"Fik, saranku, kamu pindah aja, deh. Nggak papa jauh dari sekolah, yang penting kamu enggak ngekos di sini." Marno memelankan suaranya bahkan hampir berbisik. "Atau kalau nggak, kamu harus seriusan tanya ibu kosmu, kenapa nggak ada lagi orang yang mau kos di situ meskipun posisinya persis di depan sekolahan kita," tandas Marno.
Atas saran Marno, aku memberanikan diri bertanya kepada ibu kos tentang Pak Dibyo. Muka panik Marno masih membayang di otakku saat tahu aku ngekos di rumah papan depan sekolah.
"Maaf, Nak Fiki. Ibu... Ibu nggak kasih tahu yang sebenarnya." Muka Ibu Yati berubah sedih.
"Pak Dibyo sudah meninggal 7 tahun lalu."
Aku kaget. Bulu romaku berdesir. Bukan karena penuturan Bu Yati sebab sejak obrolan terakhir dengan Marno aku sudah mempersiapkan diri. Aku tidak siap saja karena dugaan Fiki tidak meleset. Aku yakin, dia akan mengejekku setelah ini karena kemarin aku ngotot kosku aman-aman saja.
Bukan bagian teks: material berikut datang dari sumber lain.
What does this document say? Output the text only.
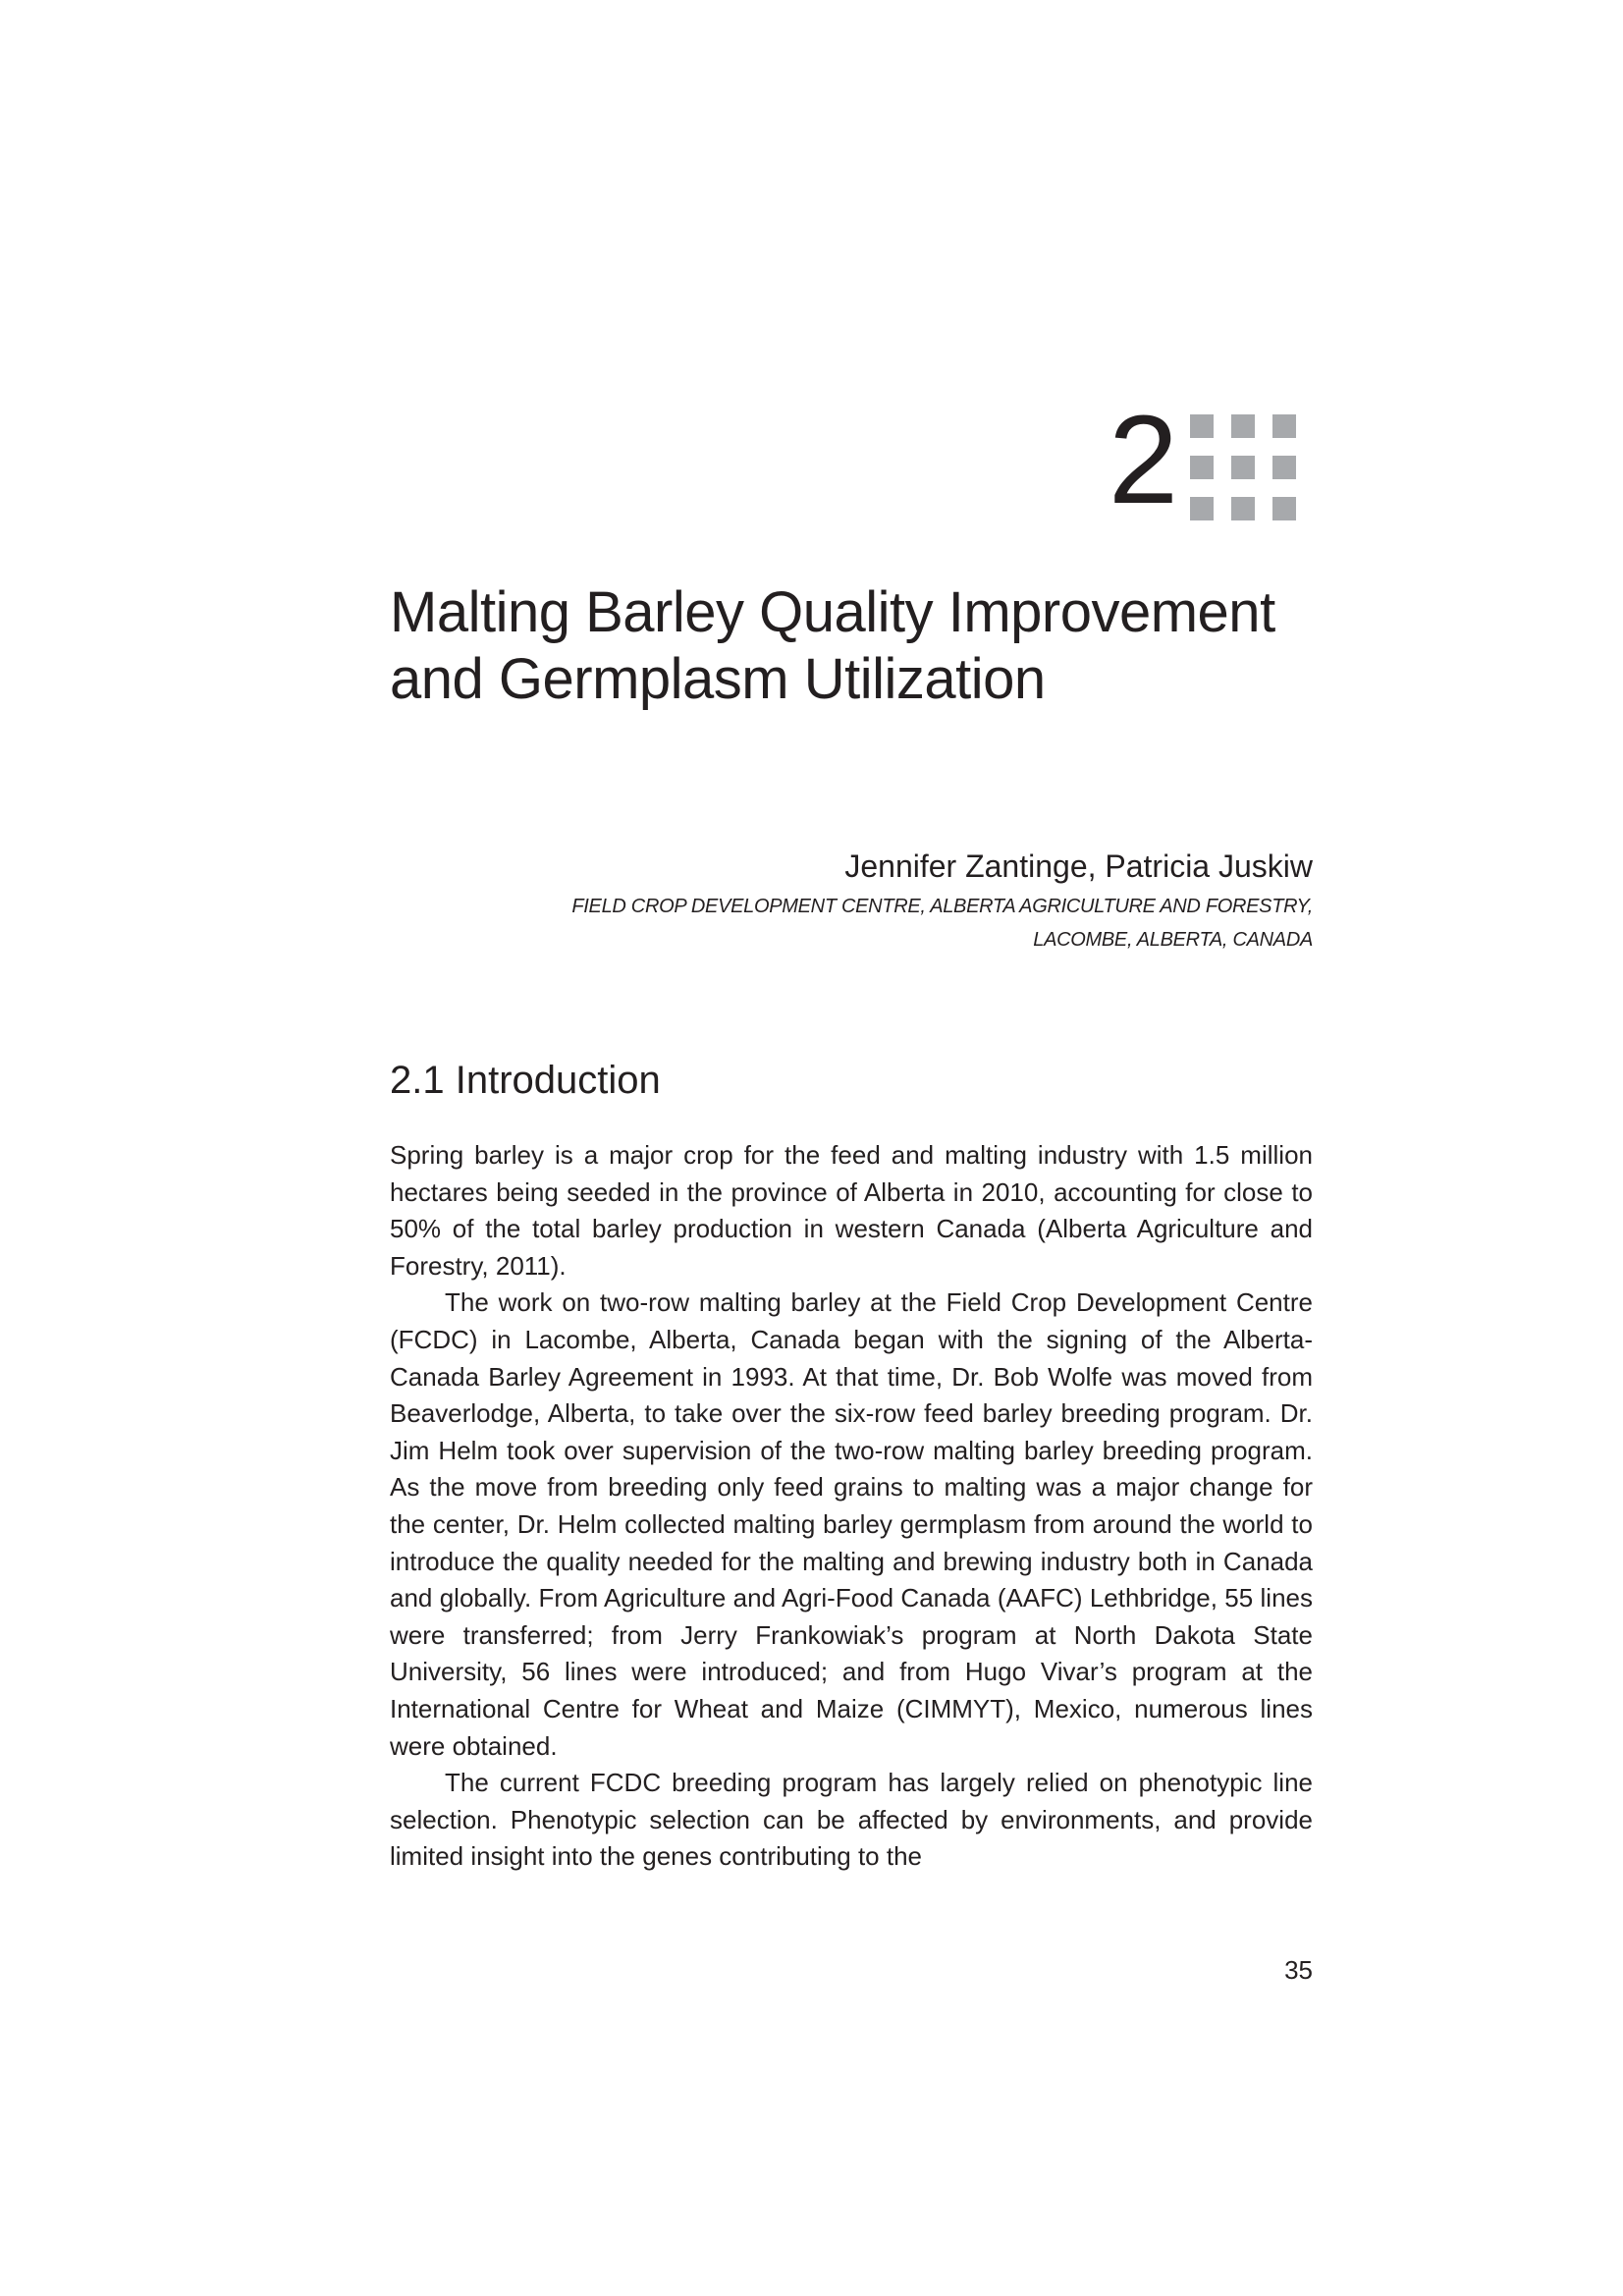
2
Malting Barley Quality Improvement
and Germplasm Utilization
Jennifer Zantinge, Patricia Juskiw
FIELD CROP DEVELOPMENT CENTRE, ALBERTA AGRICULTURE AND FORESTRY,
LACOMBE, ALBERTA, CANADA
2.1 Introduction

Spring barley is a major crop for the feed and malting industry with 1.5 million hectares being seeded in the province of Alberta in 2010, accounting for close to 50% of the total barley production in western Canada (Alberta Agriculture and Forestry, 2011).

The work on two-row malting barley at the Field Crop Development Centre (FCDC) in Lacombe, Alberta, Canada began with the signing of the Alberta-Canada Barley Agreement in 1993. At that time, Dr. Bob Wolfe was moved from Beaverlodge, Alberta, to take over the six-row feed barley breeding program. Dr. Jim Helm took over supervision of the two-row malting barley breeding program. As the move from breeding only feed grains to malting was a major change for the center, Dr. Helm collected malting barley germplasm from around the world to introduce the quality needed for the malting and brewing industry both in Canada and globally. From Agriculture and Agri-Food Canada (AAFC) Lethbridge, 55 lines were transferred; from Jerry Frankowiak’s program at North Dakota State University, 56 lines were introduced; and from Hugo Vivar’s program at the International Centre for Wheat and Maize (CIMMYT), Mexico, numerous lines were obtained.

The current FCDC breeding program has largely relied on phenotypic line selection. Phenotypic selection can be affected by environments, and provide limited insight into the genes contributing to the

35
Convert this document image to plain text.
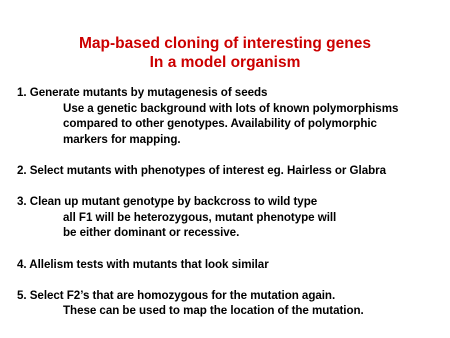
Map-based cloning of interesting genes
In a model organism
1. Generate mutants by mutagenesis of seeds
Use a genetic background with lots of known polymorphisms
compared to other genotypes. Availability of polymorphic
markers for mapping.
2. Select mutants with phenotypes of interest eg. Hairless or Glabra
3. Clean up mutant genotype by backcross to wild type
all F1 will be heterozygous, mutant phenotype will
be either dominant or recessive.
4. Allelism tests with mutants that look similar
5. Select F2’s that are homozygous for the mutation again.
These can be used to map the location of the mutation.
Dari cerita Bu Yati aku dapat informasi tambahan tentang Pak Dibyo. 15 tahun yang dikatakan Pak Dibyo bukan waktu yang sebenarnya, melainkan delapan tahun saat ia hidup ditambah tujuh tahun setelah ia menjadi arwah penasaran. Ia meninggal di kamar kosnya setelah cukup lama bertahan dengan gangguan pernapasan. Bu Yati mengingatkanku untuk tidak pernah takut. Katanya arwah Pak Dibyo itu baik, tidak akan mengganggu. Aku setuju dengan Bu Yati.
"Tenang aja Bu Yati, lagian aku sering dikasih makanan sama Pak Dibyo," kataku.
Bu Yati terperanjat kaget, "Terus kamu makan gitu?"
Aku mengangguk.
"Harusnya jangan dimakan. Mungkin di matamu itu makanan, tetapi aslinya bukan. Bisa jadi..." Bu Yati menggantung kalimatnya.
"Apa, Bu?"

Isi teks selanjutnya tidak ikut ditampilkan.